Lors de l’incendie du 15 avril 2019, le feu a provoqué de nombreuses altérations chimiques des matériaux en présence, accompagnées bien sûr d’altérations physiques et mécaniques. L’eau utilisée par les pompiers n’a pas moins altéré matières et édifice, de même que celle, venue du ciel, qui a continué de pénétrer dans la cathédrale tant que l’échafaudage initial n’a pas été enlevé. Pierres, plomb, bien sûr, bois, fer et verre ont donc subi des modifications plus ou moins fortes, et dont les implications structurelles sont plus ou moins grandes.

Les scientifiques qui se sont portés au chevet de l’édifice sont pour une partie d’entre eux des spécialistes des matériaux anciens, issus de l’université ou du CNRS, ou de leur conservation et de leur restauration, et dans ce cas, plutôt issus du ministère de la Culture. Ils se sont trouvés confrontés à des altérations de nature diverse. Les températures atteintes ont par exemple transformé le plomb en oxydes, transportés par aérosol, qui se sont déposés sur tout l’intérieur de l’édifice et doivent être enlevés pour pouvoir rendre une cathédrale dépolluée et nettoyée aux fidèles et au public. Ces oxydes sont souvent venus s’ajouter à des plombs plus anciens, dus à la pollution automobile, ou à la saleté produite par l’activité au sein de la cathédrale. Le nettoyage des différents matériaux concernés (métal des grilles, bois du mobilier, peintures murales, vitraux, pierre) doit être mené selon des techniques qui peuvent aussi relever de processus chimiques mais qui doivent surtout respecter le matériau patrimonial original qui a subi déjà une première attaque. Dans certains cas, par ailleurs, ce plomb a fusionné avec la pierre créant quasiment un nouveau matériau. La pierre elle‐même sous l’effet de la chaleur connaît des modifications et des transformations qui se manifestent par des variations de couleur et d’aspects, significatifs de changements structurels internes.

L’eau peut entraîner la formation de sels, et de fortes altérations des matériaux en véhiculant différents matériaux à l’état de solutions, et c’est pourquoi les produits utilisés pour le nettoyage doivent être particulièrement bien choisis.
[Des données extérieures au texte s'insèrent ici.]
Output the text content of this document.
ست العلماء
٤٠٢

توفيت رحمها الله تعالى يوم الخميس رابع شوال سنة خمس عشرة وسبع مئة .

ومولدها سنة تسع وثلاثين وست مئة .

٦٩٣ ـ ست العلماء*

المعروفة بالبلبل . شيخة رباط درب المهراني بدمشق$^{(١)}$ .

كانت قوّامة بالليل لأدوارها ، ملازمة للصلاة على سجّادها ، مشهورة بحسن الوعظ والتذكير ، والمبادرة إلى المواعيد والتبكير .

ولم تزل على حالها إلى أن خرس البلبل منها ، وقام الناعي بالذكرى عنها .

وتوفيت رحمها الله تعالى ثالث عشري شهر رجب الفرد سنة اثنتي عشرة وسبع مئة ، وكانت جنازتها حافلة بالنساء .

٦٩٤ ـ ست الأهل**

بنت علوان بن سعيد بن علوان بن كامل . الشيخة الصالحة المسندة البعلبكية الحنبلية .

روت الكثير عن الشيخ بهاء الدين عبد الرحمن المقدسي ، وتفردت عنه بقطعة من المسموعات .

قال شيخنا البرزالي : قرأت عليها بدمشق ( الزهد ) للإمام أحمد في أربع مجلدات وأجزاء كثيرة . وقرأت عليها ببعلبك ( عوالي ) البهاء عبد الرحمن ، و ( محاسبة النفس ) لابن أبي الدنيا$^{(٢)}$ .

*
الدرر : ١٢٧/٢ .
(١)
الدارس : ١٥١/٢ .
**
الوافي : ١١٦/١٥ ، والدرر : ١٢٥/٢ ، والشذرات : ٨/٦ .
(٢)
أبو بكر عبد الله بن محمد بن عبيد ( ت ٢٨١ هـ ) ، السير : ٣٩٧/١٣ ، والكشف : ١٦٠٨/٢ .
Par chance, les sculptures de la flèche par Viollet‐le‐Duc et Geoffroy‐Dechaume ont été déposées avant l’incendie et leur restauration a permis des observations précises sur leur histoire, et leur matérialité.

Enfin, au‐delà du clin d’œil, le chantier scientifique de Notre‐Dame en rassemblant des scientifiques venus de laboratoires et d’horizons très différents a contribué à former une véritable communauté et à rapprocher des gens qui ne se connaissaient pas et ne travaillaient pas ensemble, à renforcer l’interdisciplinarité des approches de ce bâtiment emblématique. Plus encore, de nouvelles méthodes de travail et de recherche, de nouveaux outils se sont mis en place pour rassembler ces connaissances et créer quasiment de nouveaux champs disciplinaires.

En cela, le chantier de Notre‐Dame a bien une dimension alchimique humaine.

 

Vidéo de la conférence (durée : 11:34)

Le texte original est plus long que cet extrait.